Uber Winds Down Its AI Labs: A Look At Some Of Their Top Work

Given the necessary cost cuts and the increased focus on core, we have decided to wind down the Incubator and AI Labs to pursue strategic alternatives for Uber Works.”

On Monday, Uber announced that they will be laying off an additional 3000 people and will also be winding down futuristic projects such as Uber AI. Uber’s AI team has been responsible for quite significant works over the past couple of years. From open-sourcing toolkits to their work on evolutionary algorithms, their work has asked questions, which other research labs were not focusing on.

Let’s take a look at some of the key contributions from the Uber’s AI team:

Deep Neuroevolution

A new technique was invented by the researchers at Uber AI labs to efficiently evolve deep neural networks. They discover that an extremely simple genetic algorithm (GA) can train deep convolutional networks with over 4 million parameters to play Atari games from pixels. Besides, on many games, it outperformed modern deep reinforcement learning (RL) algorithms or evolution strategies (ES), while also being faster due to better parallelization. 

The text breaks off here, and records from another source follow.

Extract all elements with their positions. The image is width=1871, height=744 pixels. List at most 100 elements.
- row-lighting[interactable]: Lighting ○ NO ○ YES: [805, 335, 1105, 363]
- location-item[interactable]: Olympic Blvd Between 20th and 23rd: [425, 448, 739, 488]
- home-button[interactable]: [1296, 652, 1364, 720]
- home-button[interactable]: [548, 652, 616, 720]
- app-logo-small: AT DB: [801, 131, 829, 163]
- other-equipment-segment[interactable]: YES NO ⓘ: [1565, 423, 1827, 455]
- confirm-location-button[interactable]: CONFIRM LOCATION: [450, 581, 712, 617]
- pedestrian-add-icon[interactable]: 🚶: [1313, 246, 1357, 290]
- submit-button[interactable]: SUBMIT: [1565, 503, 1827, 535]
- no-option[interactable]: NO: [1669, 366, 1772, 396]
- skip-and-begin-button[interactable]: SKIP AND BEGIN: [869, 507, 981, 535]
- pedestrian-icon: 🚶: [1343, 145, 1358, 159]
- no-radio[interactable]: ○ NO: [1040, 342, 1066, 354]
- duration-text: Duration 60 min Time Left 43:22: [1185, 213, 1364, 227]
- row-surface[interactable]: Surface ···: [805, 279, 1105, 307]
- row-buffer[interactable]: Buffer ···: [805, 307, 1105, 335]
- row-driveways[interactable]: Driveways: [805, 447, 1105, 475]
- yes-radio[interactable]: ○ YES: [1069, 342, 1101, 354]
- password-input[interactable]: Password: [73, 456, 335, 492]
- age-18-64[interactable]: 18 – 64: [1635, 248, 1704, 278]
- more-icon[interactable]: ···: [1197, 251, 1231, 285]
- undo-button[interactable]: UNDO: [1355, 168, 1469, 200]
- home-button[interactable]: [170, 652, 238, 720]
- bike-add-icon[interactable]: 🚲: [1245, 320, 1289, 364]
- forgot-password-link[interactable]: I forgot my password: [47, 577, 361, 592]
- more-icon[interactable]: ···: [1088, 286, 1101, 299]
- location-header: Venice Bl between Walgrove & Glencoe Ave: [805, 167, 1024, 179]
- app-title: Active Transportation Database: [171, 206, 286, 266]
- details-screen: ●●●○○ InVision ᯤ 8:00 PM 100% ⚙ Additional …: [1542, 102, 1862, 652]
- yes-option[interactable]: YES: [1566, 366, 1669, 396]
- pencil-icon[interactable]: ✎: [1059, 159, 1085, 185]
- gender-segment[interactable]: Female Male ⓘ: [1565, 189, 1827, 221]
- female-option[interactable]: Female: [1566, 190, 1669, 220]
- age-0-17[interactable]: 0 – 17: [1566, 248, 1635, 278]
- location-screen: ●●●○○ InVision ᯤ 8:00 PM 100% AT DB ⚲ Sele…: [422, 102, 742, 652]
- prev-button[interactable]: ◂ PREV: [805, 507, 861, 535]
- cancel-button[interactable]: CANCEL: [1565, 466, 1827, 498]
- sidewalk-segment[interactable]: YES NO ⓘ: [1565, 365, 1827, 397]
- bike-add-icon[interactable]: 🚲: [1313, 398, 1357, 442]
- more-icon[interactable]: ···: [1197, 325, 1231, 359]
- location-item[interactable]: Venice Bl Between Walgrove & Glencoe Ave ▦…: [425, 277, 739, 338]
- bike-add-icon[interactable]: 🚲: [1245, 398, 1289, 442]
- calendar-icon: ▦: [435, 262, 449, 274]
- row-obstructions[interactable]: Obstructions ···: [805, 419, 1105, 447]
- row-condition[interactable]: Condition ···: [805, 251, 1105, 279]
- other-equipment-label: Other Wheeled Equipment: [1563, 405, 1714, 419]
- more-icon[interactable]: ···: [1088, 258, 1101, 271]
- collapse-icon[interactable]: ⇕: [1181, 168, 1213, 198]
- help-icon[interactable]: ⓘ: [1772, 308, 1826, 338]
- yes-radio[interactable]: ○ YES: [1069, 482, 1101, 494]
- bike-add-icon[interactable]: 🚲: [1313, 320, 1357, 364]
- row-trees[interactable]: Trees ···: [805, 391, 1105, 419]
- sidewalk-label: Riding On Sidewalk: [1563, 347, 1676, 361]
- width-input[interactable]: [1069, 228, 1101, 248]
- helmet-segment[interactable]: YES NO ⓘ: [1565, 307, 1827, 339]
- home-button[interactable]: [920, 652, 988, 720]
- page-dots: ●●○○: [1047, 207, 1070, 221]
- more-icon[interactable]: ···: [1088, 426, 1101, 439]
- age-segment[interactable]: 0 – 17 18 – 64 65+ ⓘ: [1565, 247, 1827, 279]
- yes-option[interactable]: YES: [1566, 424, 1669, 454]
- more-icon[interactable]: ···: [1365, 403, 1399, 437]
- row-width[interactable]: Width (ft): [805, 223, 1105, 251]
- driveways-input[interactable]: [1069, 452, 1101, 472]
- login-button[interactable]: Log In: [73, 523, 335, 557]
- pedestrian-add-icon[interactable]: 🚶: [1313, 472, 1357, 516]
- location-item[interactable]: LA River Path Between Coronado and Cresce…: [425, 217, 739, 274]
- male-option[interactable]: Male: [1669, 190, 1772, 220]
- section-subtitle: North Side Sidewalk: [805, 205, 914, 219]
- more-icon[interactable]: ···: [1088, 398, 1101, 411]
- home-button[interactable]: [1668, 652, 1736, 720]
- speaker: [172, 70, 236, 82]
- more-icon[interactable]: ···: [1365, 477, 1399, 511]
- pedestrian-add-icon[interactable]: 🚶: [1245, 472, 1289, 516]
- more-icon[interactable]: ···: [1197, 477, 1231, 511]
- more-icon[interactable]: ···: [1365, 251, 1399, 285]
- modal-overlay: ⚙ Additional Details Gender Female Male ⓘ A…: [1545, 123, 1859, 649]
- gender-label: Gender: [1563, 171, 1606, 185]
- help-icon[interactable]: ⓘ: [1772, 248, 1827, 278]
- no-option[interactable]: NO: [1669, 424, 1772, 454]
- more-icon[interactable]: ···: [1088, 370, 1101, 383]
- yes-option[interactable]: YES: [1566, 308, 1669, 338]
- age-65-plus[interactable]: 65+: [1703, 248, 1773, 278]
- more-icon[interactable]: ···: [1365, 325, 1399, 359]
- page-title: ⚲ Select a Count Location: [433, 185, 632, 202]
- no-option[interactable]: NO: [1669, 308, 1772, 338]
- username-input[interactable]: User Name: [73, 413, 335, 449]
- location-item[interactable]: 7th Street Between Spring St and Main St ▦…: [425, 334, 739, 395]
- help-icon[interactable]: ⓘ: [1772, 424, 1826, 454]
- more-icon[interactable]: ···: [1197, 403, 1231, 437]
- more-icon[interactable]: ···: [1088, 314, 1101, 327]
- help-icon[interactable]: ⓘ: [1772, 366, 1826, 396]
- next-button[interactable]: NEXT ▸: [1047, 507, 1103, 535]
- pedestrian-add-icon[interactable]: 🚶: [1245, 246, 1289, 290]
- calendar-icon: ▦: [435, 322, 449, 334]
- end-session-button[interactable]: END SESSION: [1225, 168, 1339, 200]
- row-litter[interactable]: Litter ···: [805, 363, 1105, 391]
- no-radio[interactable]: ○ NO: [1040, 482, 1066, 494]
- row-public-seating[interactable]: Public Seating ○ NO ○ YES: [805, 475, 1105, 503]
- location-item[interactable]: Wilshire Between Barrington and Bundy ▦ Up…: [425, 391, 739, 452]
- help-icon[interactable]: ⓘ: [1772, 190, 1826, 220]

Uber AI Labs’ work on neuroevolution offered an interesting alternative approach to have in the machine learning toolbox. In a series of five papers, the researchers introduced new algorithms that combine the optimisation power and scalability of evolution strategies (ES) with methods unique to neuroevolution that promote exploration in reinforcement learning domains via a population of agents incentivised to act differently from one another.

Loss Change Allocation For Neural Network Training

In an attempt to make neural networks more transparent, the machine learning team at Uber introduced a new metric to evaluate the learning routines of a network. They call this loss change allocation (LCA). LCA allocates changes in loss over individual parameters, thereby measuring how much each parameter learns.

AI-GAs: AI-generating Algorithms

This paper describes an exciting path that ultimately may be more successful at producing general AI. The idea is to create an AI-generating algorithm (AI-GA), that automatically learns how to produce general AI with the help of (1) meta-learning architectures, (2) meta-learning the learning algorithms themselves, and (3) generating effective learning environments. While work has begun on the first two pillars, little has been done on the third. Here, I argue that either the manual or AI-GA approach could be the first to lead to general AI, and both are worthwhile scientific endeavours irrespective of which is the fastest path.

Generating Teaching Networks

Generative Teaching Networks is a meta-learning approach for creating synthetic data, and it mainly focuses on supervised learning. GTNs are deep neural networks, which generate data as well as training environments that a learner such as a newly initialised neural network trains before being tested on a target task. 

POET (Paired Open-Ended Trailblazer)

With POET, the researchers at Uber’s AI labs demonstrated an open-ended algorithm that is capable of tackling problems in the space of two-dimensional landscapes and solution space of robotic behaviours that aim to traverse them. POET can be leveraged to build a diverse collection of solved landscapes through experiments that modify previously-solved landscapes for applying and refining previously-discovered successful robotic behaviours.

PLATO Platform

Last year, Uber open-sourced an AI platform known as Plato Research Dialogue System. Plato is integrated with deep learning techniques along with Bayesian optimisation frameworks and provides a clean and understandable design for practitioners while reducing the need to write code. 

Fiber 

Fiber is an open-source Python-based distributed computing framework for modern computer clusters built to support complex projects like POET and similar projects that required distributed computing.

Ludwig

Ludwig is built on top of TensorFlow and allows users to train and test deep learning models without writing code. In this way, Ludwig is unique in its ability to help make deep learning easier to understand and enable faster model improvement iteration cycles for experienced non-experts and researchers alike.

Pyro

Pyro is a tool for deep probabilistic modelling that has the best of modern deep learning and Bayesian modelling. The objective behind Pyro’s development is to accelerate research and applications of these techniques to make them more accessible to the broader AI community.  

Going Forward

“I had to make this decision because our very future as an essential service for the cities of the world — our being there for millions of people and businesses who rely on us — demands it.” 

-Dara Khosrowshahi, Uber CEO 

However, the whole episode cannot be just pinned down to the outbreak of COVID-19. Uber has been a part of many controversial events in the past couple of years. The co-founder of AI labs, Jeff Clune whose work we discussed above quit Uber to join back in January before the pandemic was mainstream. So, one can argue that the management approaches at Uber might have resulted in this cut downs, and COVID-19 is only the last nail in the coffin.

That said, this whole Uber ordeal exposes one thing for certain, and that is, in a crisis, the most vulnerable segment of a company is their R&D department, which is unfortunate.